I see that the defense lawyers in the Benjamin Suarez trial have made a point of tellng the jury that the millionaire Republican businessman has risen mightily from a lean childhood in an epic rags-to-riches testament to his personal work ethic. He was, after all, gathering up trash at a drive-in theater when he was only 8 years old.
I don't question that was the case.
Don't question that at all. But...so what? The adult was charged. Not the kid.

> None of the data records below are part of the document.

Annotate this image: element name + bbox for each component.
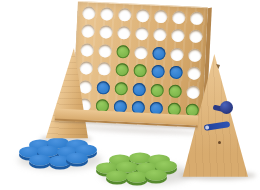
board-cell-r5-c4 [129, 80, 148, 99]
blue-pile-disc [29, 155, 51, 166]
empty-hole [187, 67, 201, 81]
board-cell-r3-c6 [167, 44, 186, 63]
board-cell-r5-c3 [111, 79, 130, 98]
board-cell-r1-c5 [151, 7, 170, 26]
board-cell-r2-c4 [132, 24, 151, 43]
empty-hole [188, 48, 202, 62]
board-cell-r3-c5 [149, 44, 168, 63]
board-cell-r4-c2 [94, 59, 113, 78]
empty-hole [99, 25, 113, 39]
empty-hole [134, 46, 148, 60]
board-cell-r1-c4 [133, 6, 152, 25]
empty-hole [100, 7, 114, 21]
board-cell-r2-c2 [96, 22, 115, 41]
blue-pile-disc [66, 153, 88, 164]
board-cell-r3-c1 [77, 40, 96, 59]
board-cell-r4-c6 [166, 63, 185, 82]
board-cell-r5-c6 [165, 81, 184, 100]
board-cell-r2-c1 [78, 22, 97, 41]
empty-hole [118, 8, 132, 22]
empty-hole [136, 9, 150, 23]
board-cell-r4-c4 [130, 61, 149, 80]
green-disc [168, 84, 182, 98]
board-cell-r2-c7 [186, 27, 205, 46]
empty-hole [189, 11, 203, 25]
green-disc [150, 83, 164, 97]
green-pile-disc [145, 170, 167, 181]
board-cell-r3-c7 [185, 45, 204, 64]
empty-hole [82, 6, 96, 20]
green-pile-disc [106, 171, 128, 182]
blue-disc [169, 66, 183, 80]
empty-hole [117, 26, 131, 40]
empty-hole [98, 44, 112, 58]
board-panel [72, 1, 211, 121]
empty-hole [135, 27, 149, 41]
empty-hole [172, 10, 186, 24]
green-disc [115, 63, 129, 77]
empty-hole [186, 85, 200, 99]
empty-hole [154, 9, 168, 23]
green-disc [114, 82, 128, 96]
board-cell-r3-c4 [131, 43, 150, 62]
green-disc [116, 45, 130, 59]
board-cell-r5-c7 [183, 82, 202, 101]
board-cell-r2-c6 [168, 26, 187, 45]
empty-hole [81, 24, 95, 38]
board-cell-r1-c3 [115, 5, 134, 24]
empty-hole [79, 61, 93, 75]
empty-hole [189, 30, 203, 44]
board-cell-r2-c3 [114, 23, 133, 42]
empty-hole [171, 29, 185, 43]
blue-disc [96, 81, 110, 95]
board-cell-r1-c2 [97, 4, 116, 23]
board-cell-r1-c1 [79, 3, 98, 22]
board-cell-r3-c2 [95, 41, 114, 60]
board-cell-r5-c2 [93, 78, 112, 97]
board-cell-r4-c7 [184, 64, 203, 83]
screw-dot [218, 141, 221, 144]
board-cell-r4-c3 [112, 60, 131, 79]
board-grid [72, 2, 207, 121]
board-cell-r1-c7 [187, 8, 206, 27]
blue-disc [132, 83, 146, 97]
green-disc [133, 64, 147, 78]
board-cell-r1-c6 [169, 7, 188, 26]
board-cell-r5-c5 [147, 81, 166, 100]
blue-knob-icon [220, 101, 233, 114]
board-cell-r4-c5 [148, 62, 167, 81]
blue-disc [151, 65, 165, 79]
empty-hole [80, 43, 94, 57]
empty-hole [170, 47, 184, 61]
board-cell-r3-c3 [113, 42, 132, 61]
blue-disc [152, 46, 166, 60]
board-cell-r4-c1 [76, 59, 95, 78]
empty-hole [153, 28, 167, 42]
board-cell-r2-c5 [150, 25, 169, 44]
connect-four-product-photo [0, 0, 260, 190]
empty-hole [97, 62, 111, 76]
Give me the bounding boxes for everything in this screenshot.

Then we have the similar pitch as told by the anti-union Gov.Kasich in his reelection campaign that he sprang from childhood blue collar roots to his lofty position today. Blue collar, yes, which somehow prepared him to engage the white collar corporate executives like Sheldon Adelson in his comfort zone. (Dare I describe the new John Kasich as the compassionate conservative of George W. Bush's fantasies?)
Again, so what?
Allow me a peek into my own childhood, in which I grew up in a house facing a battered outhouse across the street used as the privy for a hobbled old black woman who lived by candlelight in a shed-like hovel. Somebody might even mention it if I were running for governor. So what?
People born with silver spoons may offer something positive to humanity. Othere wind up in bankruptcy.
The point is, you must be judged on who you are today, not who you were many years ago.
With Suarez as well as Kasich we are still talking about log cabins. True or not, so what?